FDA grants priority review to tazemetostat for epithelioid sarcoma
The FDA granted priority review to tazemetostat for the treatment of patients with metastatic or locally advanced epithelioid sarcoma who are not eligible for curative surgery.
Tazemetostat (Epizyme) is an oral EZH2 inhibitor that is being evaluated as monotherapy for patients with certain molecularly defined solid tumors, as well as for patients with follicular lymphoma.
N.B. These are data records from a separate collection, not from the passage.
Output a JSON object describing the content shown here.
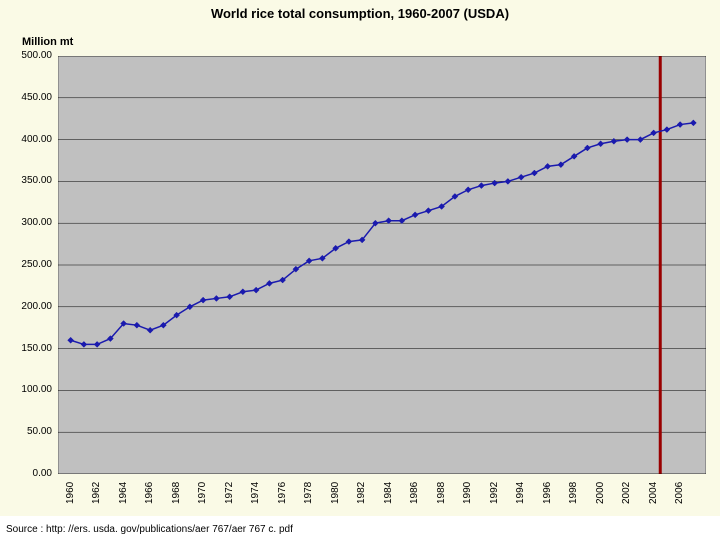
{
  "page_background": "#ffffff",
  "chart_background": "#fafae6",
  "chart": {
    "type": "line",
    "title": "World rice total consumption, 1960-2007 (USDA)",
    "title_fontsize": 13,
    "title_color": "#000000",
    "ylabel": "Million mt",
    "ylabel_fontsize": 11,
    "plot_background": "#c0c0c0",
    "grid_color": "#000000",
    "grid_width": 0.5,
    "axis_color": "#000000",
    "ylim": [
      0,
      500
    ],
    "ytick_step": 50,
    "yticks": [
      0.0,
      50.0,
      100.0,
      150.0,
      200.0,
      250.0,
      300.0,
      350.0,
      400.0,
      450.0,
      500.0
    ],
    "xlim": [
      1960,
      2007
    ],
    "xticks": [
      1960,
      1962,
      1964,
      1966,
      1968,
      1970,
      1972,
      1974,
      1976,
      1978,
      1980,
      1982,
      1984,
      1986,
      1988,
      1990,
      1992,
      1994,
      1996,
      1998,
      2000,
      2002,
      2004,
      2006
    ],
    "xtick_label_rotation": -90,
    "tick_fontsize": 10,
    "series": {
      "values_x": [
        1960,
        1961,
        1962,
        1963,
        1964,
        1965,
        1966,
        1967,
        1968,
        1969,
        1970,
        1971,
        1972,
        1973,
        1974,
        1975,
        1976,
        1977,
        1978,
        1979,
        1980,
        1981,
        1982,
        1983,
        1984,
        1985,
        1986,
        1987,
        1988,
        1989,
        1990,
        1991,
        1992,
        1993,
        1994,
        1995,
        1996,
        1997,
        1998,
        1999,
        2000,
        2001,
        2002,
        2003,
        2004,
        2005,
        2006,
        2007
      ],
      "values_y": [
        160,
        155,
        155,
        162,
        180,
        178,
        172,
        178,
        190,
        200,
        208,
        210,
        212,
        218,
        220,
        228,
        232,
        245,
        255,
        258,
        270,
        278,
        280,
        300,
        303,
        303,
        310,
        315,
        320,
        332,
        340,
        345,
        348,
        350,
        355,
        360,
        368,
        370,
        380,
        390,
        395,
        398,
        400,
        400,
        408,
        412,
        418,
        420
      ],
      "line_color": "#1a1aae",
      "line_width": 1.5,
      "marker": "diamond",
      "marker_size": 6,
      "marker_color": "#1a1aae"
    },
    "reference_line": {
      "x": 2004.5,
      "color": "#990000",
      "width": 3
    }
  },
  "source_text": "Source : http: //ers. usda. gov/publications/aer 767/aer 767 c. pdf"
}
Other studies are evaluating tazemetostat as part of combination treatment for patients with diffuse large B-cell lymphoma.
“We are thrilled with FDA’s acceptance of this first tazemetostat new drug application submission for priority review, and to be an important step closer to achieving our mission of rewriting treatment for patients with cancer and other serious diseases,” Robert Bazemore, president and CEO of Epizyme, said in a company-issued press release. “If approved, we believe tazemetostat could become an important new option in the treating physicians’ arsenal.”
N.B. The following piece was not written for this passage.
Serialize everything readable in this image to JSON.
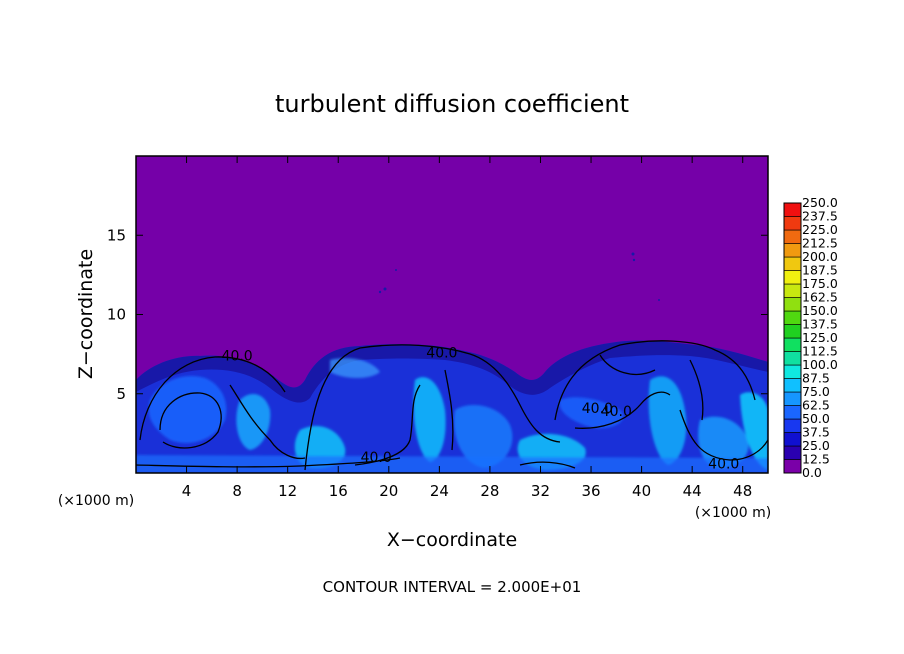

Epizyme is seeking accelerated approval of tazemetostat for epithelioid sarcoma. The FDA is expected to make a decision on tazemetostat for this indication by Jan. 23.
The priority review designation is based primarily on data from a phase 2 study that included 62 patients with epithelioid sarcoma. Results — presented at this year’s ASCO Annual Meeting — showed tazemetostat resulted in durable responses and generally was well-tolerated.
Epizyme intends to initiate a global confirmatory trial to support full approval for this indication. Approximately 150 patients will be randomly assigned 1:1 to front-line treatment with doxorubicin plus either tazemetostat or placebo. PFS will be the primary endpoint. Secondary endpoints will include OS, disease control rate, overall response rate and duration of response.